The food is the real reason I insisted on coming home when I did. It would be nice to still be in a bed that goes up and down, to be 6 feet from the john, everything I needed right there in reach, and plenty of help. But my diet was scaring me. Once in a while there would be sausage with breakfast, but it tasted terrible, and more likely it was just pancakes and/or cold cereal. Pancakes = sugar and white flour. (Well, I'm not about to eat them without the syrup!) The cold cereal was usually fine, and the nutritionist did (eventually) see to it that I got whole milk for it. I made up for shortfall because I had my own granola with me, and usually had that also.

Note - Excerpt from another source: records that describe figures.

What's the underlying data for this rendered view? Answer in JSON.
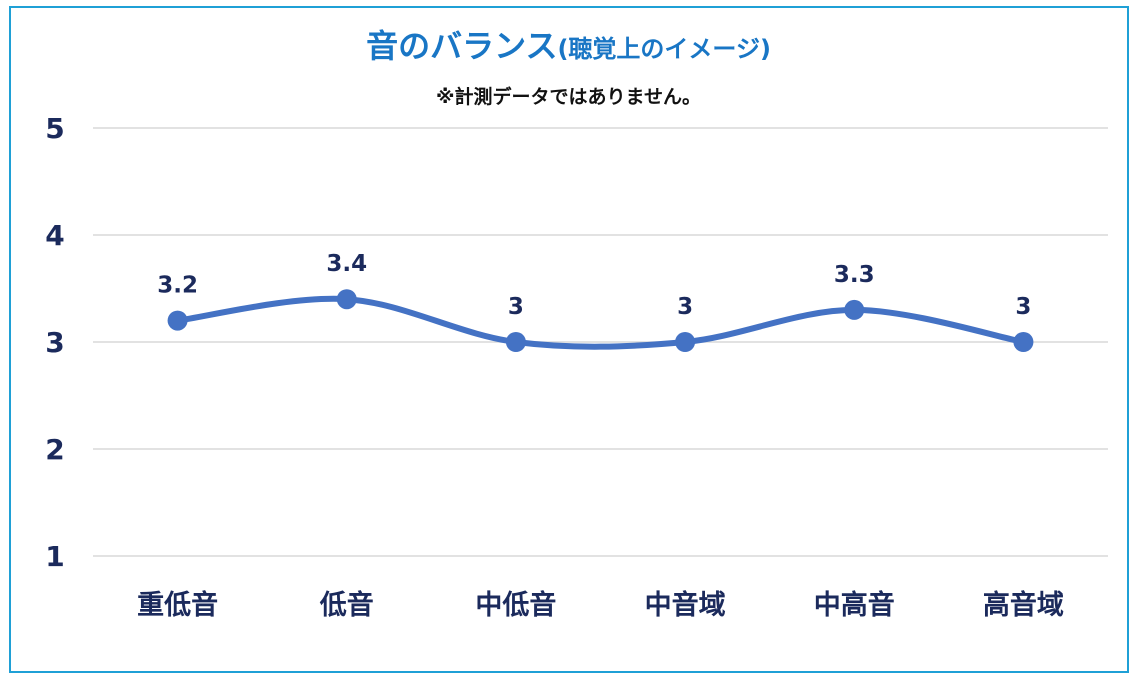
{
  "chart_data": {
    "type": "line",
    "title_main": "音のバランス",
    "title_paren": "(聴覚上のイメージ)",
    "subtitle": "※計測データではありません。",
    "categories": [
      "重低音",
      "低音",
      "中低音",
      "中音域",
      "中高音",
      "高音域"
    ],
    "series": [
      {
        "values": [
          3.2,
          3.4,
          3,
          3,
          3.3,
          3
        ]
      }
    ],
    "data_labels": [
      "3.2",
      "3.4",
      "3",
      "3",
      "3.3",
      "3"
    ],
    "yticks": [
      "1",
      "2",
      "3",
      "4",
      "5"
    ],
    "ylim": [
      1,
      5
    ],
    "smooth": true,
    "grid": true,
    "legend": "none",
    "line_color": "#4472c4",
    "grid_color": "#d9d9d9",
    "label_color": "#1b2a5c",
    "title_color": "#1976c5",
    "border_color": "#1fa0d6"
  }
}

Lunch and dinner both had alternates, and you could always add (instant) mashed potatoes. Sometimes picking between all the options still didn't get me any healthy food. There were three meals during the week that had mashed potatoes, vegetables, salad, and meat. Then there were the 'hamburger' - dry and horrible, with a seasoning which was supposed to make up for it, the 'pizza', the 'turkey salad' - ugh! Poor long suffering nutritionist said that it was the meat-and-potatoes meals that he got complaints on. People just don't eat anything but junk anymore!

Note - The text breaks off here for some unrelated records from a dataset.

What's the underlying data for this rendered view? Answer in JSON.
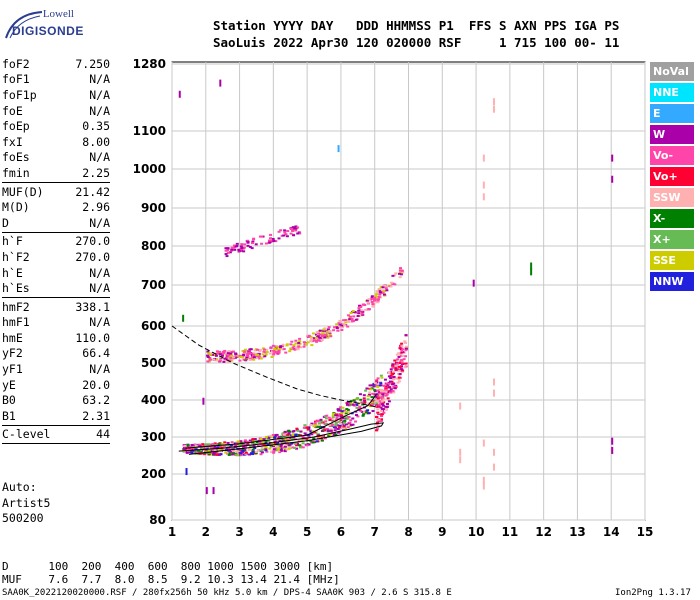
{
  "logo": {
    "top": "Lowell",
    "main": "DIGISONDE"
  },
  "header": {
    "line1": "Station YYYY DAY   DDD HHMMSS P1  FFS S AXN PPS IGA PS",
    "line2": "SaoLuis 2022 Apr30 120 020000 RSF     1 715 100 00- 11"
  },
  "params": [
    {
      "name": "foF2",
      "value": "7.250"
    },
    {
      "name": "foF1",
      "value": "N/A"
    },
    {
      "name": "foF1p",
      "value": "N/A"
    },
    {
      "name": "foE",
      "value": "N/A"
    },
    {
      "name": "foEp",
      "value": "0.35"
    },
    {
      "name": "fxI",
      "value": "8.00"
    },
    {
      "name": "foEs",
      "value": "N/A"
    },
    {
      "name": "fmin",
      "value": "2.25"
    },
    {
      "sep": true
    },
    {
      "name": "MUF(D)",
      "value": "21.42"
    },
    {
      "name": "M(D)",
      "value": "2.96"
    },
    {
      "name": "D",
      "value": "N/A"
    },
    {
      "sep": true
    },
    {
      "name": "h`F",
      "value": "270.0"
    },
    {
      "name": "h`F2",
      "value": "270.0"
    },
    {
      "name": "h`E",
      "value": "N/A"
    },
    {
      "name": "h`Es",
      "value": "N/A"
    },
    {
      "sep": true
    },
    {
      "name": "hmF2",
      "value": "338.1"
    },
    {
      "name": "hmF1",
      "value": "N/A"
    },
    {
      "name": "hmE",
      "value": "110.0"
    },
    {
      "name": "yF2",
      "value": "66.4"
    },
    {
      "name": "yF1",
      "value": "N/A"
    },
    {
      "name": "yE",
      "value": "20.0"
    },
    {
      "name": "B0",
      "value": "63.2"
    },
    {
      "name": "B1",
      "value": "2.31"
    },
    {
      "sep": true
    },
    {
      "name": "C-level",
      "value": "44"
    },
    {
      "sep": true
    }
  ],
  "auto": {
    "l1": "Auto:",
    "l2": "Artist5",
    "l3": "500200"
  },
  "legend": [
    {
      "label": "NoVal",
      "color": "#a0a0a0"
    },
    {
      "label": "NNE",
      "color": "#00e5ff"
    },
    {
      "label": "E",
      "color": "#33aaff"
    },
    {
      "label": "W",
      "color": "#aa00aa"
    },
    {
      "label": "Vo-",
      "color": "#ff44aa"
    },
    {
      "label": "Vo+",
      "color": "#ff0033"
    },
    {
      "label": "SSW",
      "color": "#ffb0b0"
    },
    {
      "label": "X-",
      "color": "#008000"
    },
    {
      "label": "X+",
      "color": "#66bb55"
    },
    {
      "label": "SSE",
      "color": "#cccc00"
    },
    {
      "label": "NNW",
      "color": "#2020dd"
    }
  ],
  "footer": {
    "d_line": "D      100  200  400  600  800 1000 1500 3000 [km]",
    "muf_line": "MUF    7.6  7.7  8.0  8.5  9.2 10.3 13.4 21.4 [MHz]",
    "file_line": "SAA0K_2022120020000.RSF / 280fx256h 50 kHz 5.0 km / DPS-4 SAA0K 903 / 2.6 S 315.8 E",
    "version": "Ion2Png 1.3.17"
  },
  "chart_data": {
    "type": "scatter",
    "x_ticks": [
      1,
      2,
      3,
      4,
      5,
      6,
      7,
      8,
      9,
      10,
      11,
      12,
      13,
      14,
      15
    ],
    "y_ticks": [
      80,
      200,
      300,
      400,
      500,
      600,
      700,
      800,
      900,
      1000,
      1100,
      1280
    ],
    "xlim": [
      1,
      15
    ],
    "ylim": [
      80,
      1280
    ],
    "grid": true,
    "series": [
      {
        "name": "W",
        "color": "#aa00aa",
        "points": [
          [
            2.4,
            1230
          ],
          [
            1.2,
            1200
          ],
          [
            14,
            1030
          ],
          [
            14,
            975
          ],
          [
            9.9,
            706
          ],
          [
            14,
            290
          ],
          [
            14,
            265
          ],
          [
            2.0,
            158
          ],
          [
            2.2,
            158
          ],
          [
            1.9,
            398
          ]
        ]
      },
      {
        "name": "E",
        "color": "#33aaff",
        "points": [
          [
            5.9,
            1055
          ]
        ]
      },
      {
        "name": "X-",
        "color": "#008000",
        "points": [
          [
            11.6,
            750
          ],
          [
            11.6,
            735
          ],
          [
            1.3,
            620
          ]
        ]
      },
      {
        "name": "NNW",
        "color": "#2020dd",
        "points": [
          [
            1.4,
            208
          ]
        ]
      },
      {
        "name": "SSW",
        "color": "#ffb0b0",
        "points": [
          [
            10.5,
            1180
          ],
          [
            10.5,
            1160
          ],
          [
            10.2,
            1030
          ],
          [
            10.2,
            960
          ],
          [
            10.2,
            930
          ],
          [
            10.5,
            450
          ],
          [
            10.5,
            420
          ],
          [
            9.5,
            385
          ],
          [
            9.5,
            260
          ],
          [
            9.5,
            240
          ],
          [
            10.2,
            285
          ],
          [
            10.5,
            260
          ],
          [
            10.5,
            220
          ],
          [
            10.2,
            185
          ],
          [
            10.2,
            170
          ]
        ]
      }
    ],
    "traces": [
      {
        "name": "profile",
        "style": "solid",
        "points": [
          [
            1.2,
            262
          ],
          [
            2.5,
            270
          ],
          [
            4,
            285
          ],
          [
            5.2,
            300
          ],
          [
            6.2,
            320
          ],
          [
            6.9,
            335
          ],
          [
            7.25,
            338
          ],
          [
            7.2,
            330
          ],
          [
            6.6,
            315
          ],
          [
            5,
            290
          ],
          [
            3,
            268
          ],
          [
            1.5,
            253
          ]
        ]
      },
      {
        "name": "topside",
        "style": "dashed",
        "points": [
          [
            1.0,
            600
          ],
          [
            1.8,
            548
          ],
          [
            2.8,
            500
          ],
          [
            3.8,
            462
          ],
          [
            4.7,
            430
          ],
          [
            5.4,
            412
          ],
          [
            6.0,
            400
          ],
          [
            6.6,
            390
          ],
          [
            7.1,
            380
          ]
        ]
      },
      {
        "name": "trace",
        "style": "solid",
        "points": [
          [
            1.4,
            270
          ],
          [
            3,
            282
          ],
          [
            5,
            305
          ],
          [
            6.2,
            360
          ],
          [
            6.8,
            385
          ],
          [
            7.05,
            415
          ]
        ]
      }
    ]
  }
}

Anyhow, my diet was over half flour-and-sugar, and my bowels were telling me about it. How do they seriously expect people to move that glue through their systems? I should have asked Family to bring me raw vegetables, but I kept forgetting.

Family issues didn't come down as expected either. Would you believe that both Son and Daughter got jobs starting on Thursday? Incredible. And they have both been pretty well useless to me because of that. Hubby? Well, he went and picked me up, but he has a policy (a fear): Don't ever help Wife out with anything lest she become accustomed to it.

So all in all: I'm okay. I can take care of myself, for the most part. They have to take care of themselves.